Still, Dallas has lost four straight, and its next three games are locked in: a Monday Night Football matchup on Nov. 18 against the Texans and a Thanksgiving Day game on Nov. 28 against the Giants, currently 2–8. That late-afternoon Thanksgiving game is traditionally the most-watched contest of every NFL regular season, but that status could be threatened this year as 2025 draft positions will likely be most at stake there instead. In between those games is an early-afternoon matchup against the Commanders on Nov. 24.
After that, three of the Cowboys’ final five games are currently in key broadcast windows: a Dec. 9 MNF game against the Bengals, a Dec. 22 Sunday Night Football game against the Buccaneers, and a Dec. 29 national America’s Game of the Week slot at 4:25 p.m.

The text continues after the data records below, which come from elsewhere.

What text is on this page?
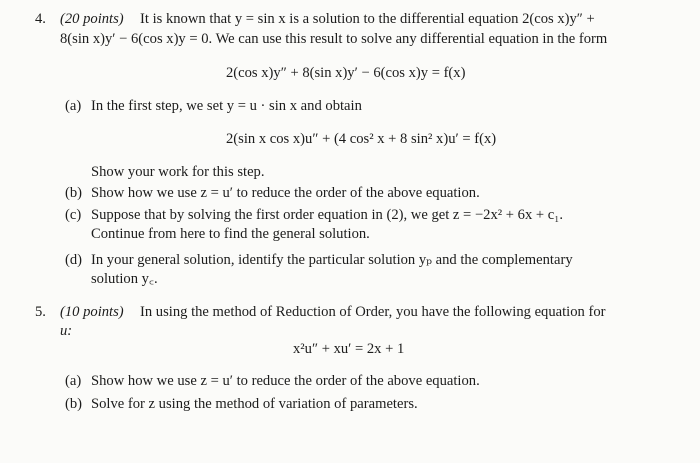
4. (20 points) It is known that y = sin x is a solution to the differential equation 2(cos x)y″ +
8(sin x)y′ − 6(cos x)y = 0. We can use this result to solve any differential equation in the form
2(cos x)y″ + 8(sin x)y′ − 6(cos x)y = f(x)
(a) In the first step, we set y = u · sin x and obtain
2(sin x cos x)u″ + (4 cos² x + 8 sin² x)u′ = f(x)
Show your work for this step.
(b) Show how we use z = u′ to reduce the order of the above equation.
(c) Suppose that by solving the first order equation in (2), we get z = −2x² + 6x + c₁.
Continue from here to find the general solution.
(d) In your general solution, identify the particular solution yₚ and the complementary
solution y꜀.
5. (10 points) In using the method of Reduction of Order, you have the following equation for
u:
x²u″ + xu′ = 2x + 1
(a) Show how we use z = u′ to reduce the order of the above equation.
(b) Solve for z using the method of variation of parameters.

ET on Fox against the Eagles. All three of those games conceivably stand at risk for movement by the NFL in the league’s flex scheduling rules—particularly given that Cincinnati and Tampa Bay also have losing records, and Philadelphia could have a postseason slot locked up by then.
That SNF game, as well as the Week 17 Eagles game, could be shifted with at least six days’ notice while moving the MNF matchup requires a minimum of 12 days’ notice.
The thought of the Cowboys not being in the leading broadcast windows is a major turn after the team has traditionally held bragging rights as the NFL’s top television draw. That status, however, now lies with the two-time defending Super Bowl champion Chiefs, who are still undefeated after a last-second blocked field goal Sunday against the Broncos.
The Cowboys, one of the NFL’s most popular teams for more than 50 years, are currently on pace for their worst season since 2015, when they finished 4–12. Still, there is some hope within the league of a late-season revival.
“They’re obviously having their troubles, but we haven’t given up on them,” an NFL source said.
More Troubles
The on-field and television issues, however, are hardly the only drama surrounding the Cowboys. In that loss to the Eagles on Sunday, receiver CeeDee Lamb dropped a potential touchdown pass due to sun glare coming into AT&T Stadium.
Lamb called for curtains to be installed, but team owner Jerry Jones instead lashed out at reporters after the Eagles game, sarcastically responding, “Well, let’s tear the damn stadium down and build another one. Are you kidding me?”
Such sun-related issues have cropped up occasionally in the facility’s 15-year tenure to date, also leading Jones to say, “Everybody has got the same thing. Every team that comes in here has the same issues.”